Localisation Ville : Paris (75012)
Département : Paris
Région : Île-de-France

Lieu de mémoire



Les personnes reconnues « Justes parmi les Nations » reçoivent de Yad Vashem un diplôme d'honneur ainsi qu'une médaille sur laquelle est gravée cette phrase du Talmud : « Quiconque sauve une vie sauve l'univers tout entier ». Il s’agit de la plus haute distinction civile de l’état d’Israël. Au 1er janvier 2021, le titre avait été décerné à 27921 personnes à travers le monde, dont 4150 en France. Cependant le livre des Justes ne sera jamais fermé car nombreux sont ceux qui resteront anonymes faute de témoignages. Reconnus ou non, ils incarnent le meilleur de l'humanité. En effet, tous ont considéré n'avoir rien fait d'autre que leur devoir d'homme. Ils serviront de phares et de modèles aux nouvelles générations.


L'histoire

Sarah Grosman est née en août 1926 à Paris. Ses parents, Moszek et Feiga Hener, étaient originaires de Pologne. Moszek est tailleur et Feiga couturière. En 1931, ils habitent 45 rue de Montreuil, dans le 11ème arrondissement de Paris. Jusque mi-juillet 1942, la famille Hepner reste dans cet appartement, où ils ont également leur atelier. Ils ont deux ouvriers, dont Aline Pierre.

Lorsqu’ils sont avisés de l’imminence de la rafle du 16 juillet 1942, ils sont totalement désorientés et Aline Pierre leur propose de les héberger à son domicile du Faubourg Saint Antoine. Elle dispose d’un appartement composé de deux pièces cuisine et les Grosman dorment sur un matelas à même le sol. Cela dure un an, jusqu’en 1943. Aline Pierre travaille dans un atelier de confection non loin de son domicile et rentre déjeuner chaque midi chez elle. Elle en profite pour apporter à ce moment-là un peu de nourriture. Durant son absence dans la journée, les Grosman restent assis autour de la table sans bouger, sans parler, de peur d’attirer l’attention sur eux. Sur le même palier habitait un couple de fascistes italiens qui venaient écouter à la porte. Personne dans l’immeuble n’avait connaissance de la présence des Grosman.

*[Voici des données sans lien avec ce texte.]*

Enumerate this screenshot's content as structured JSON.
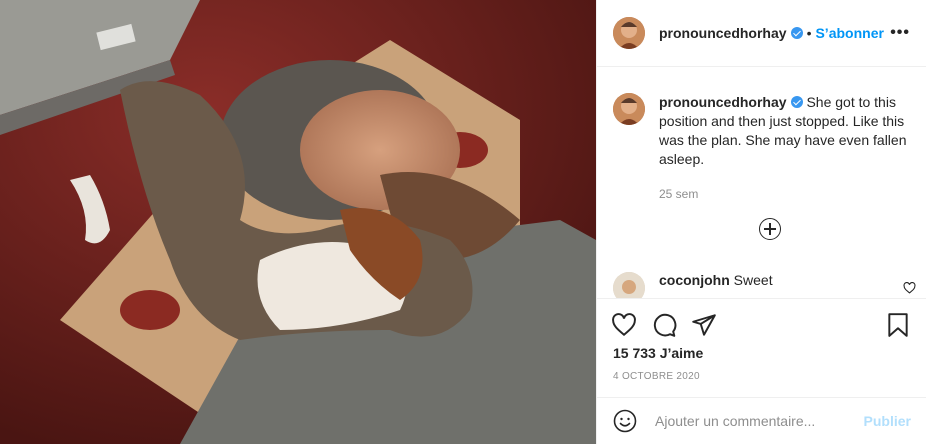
{
  "post": {
    "image_alt": "Photo",
    "author": {
      "username": "pronouncedhorhay",
      "verified": true,
      "follow_label": "S’abonner",
      "separator": "•"
    },
    "more_label": "•••",
    "caption": {
      "username": "pronouncedhorhay",
      "text": "She got to this position and then just stopped. Like this was the plan. She may have even fallen asleep.",
      "time": "25 sem"
    },
    "comments": [
      {
        "username": "coconjohn",
        "text": "Sweet"
      }
    ],
    "likes": "15 733 J’aime",
    "date": "4 OCTOBRE 2020",
    "add_comment": {
      "placeholder": "Ajouter un commentaire...",
      "publish_label": "Publier"
    }
  },
  "colors": {
    "accent": "#0095f6",
    "verified": "#3897f0",
    "publish_disabled": "#b2dffc",
    "border": "#efefef",
    "muted": "#8e8e8e"
  },
  "icons": [
    "heart-icon",
    "comment-icon",
    "share-icon",
    "bookmark-icon",
    "emoji-icon",
    "plus-circle-icon",
    "more-icon",
    "verified-icon"
  ]
}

A partir de juillet 1943, Madame Pierre apprend qu’une pièce cuisine se trouve être libre à leur ancienne adresse au 45 rue de Montreuil. Les parents Grosman décident alors d’intégrer ce minuscule appartement et pour ne pas attirer les soupçons de l’entourage, Aline Pierre prend à son nom l’engagement de location et paie le loyer jusqu’en août 1944. L’immeuble comporte huit entrées, soixante-dix appartements et ateliers. Personne n’est au courant de la présence des Grosman, excepté une famille amie qui les a également protégés en prenant des risques, les Grandjean et la concierge.

Après la guerre des relations amicales perdurent avec Aline Pierre jusqu’à son décès dans les années 1950.


Le 3 Mai 2009, l’Institut Yad Vashem de Jérusalem a décerné le titre de Juste parmi les Nations à Madame Aline Pierre.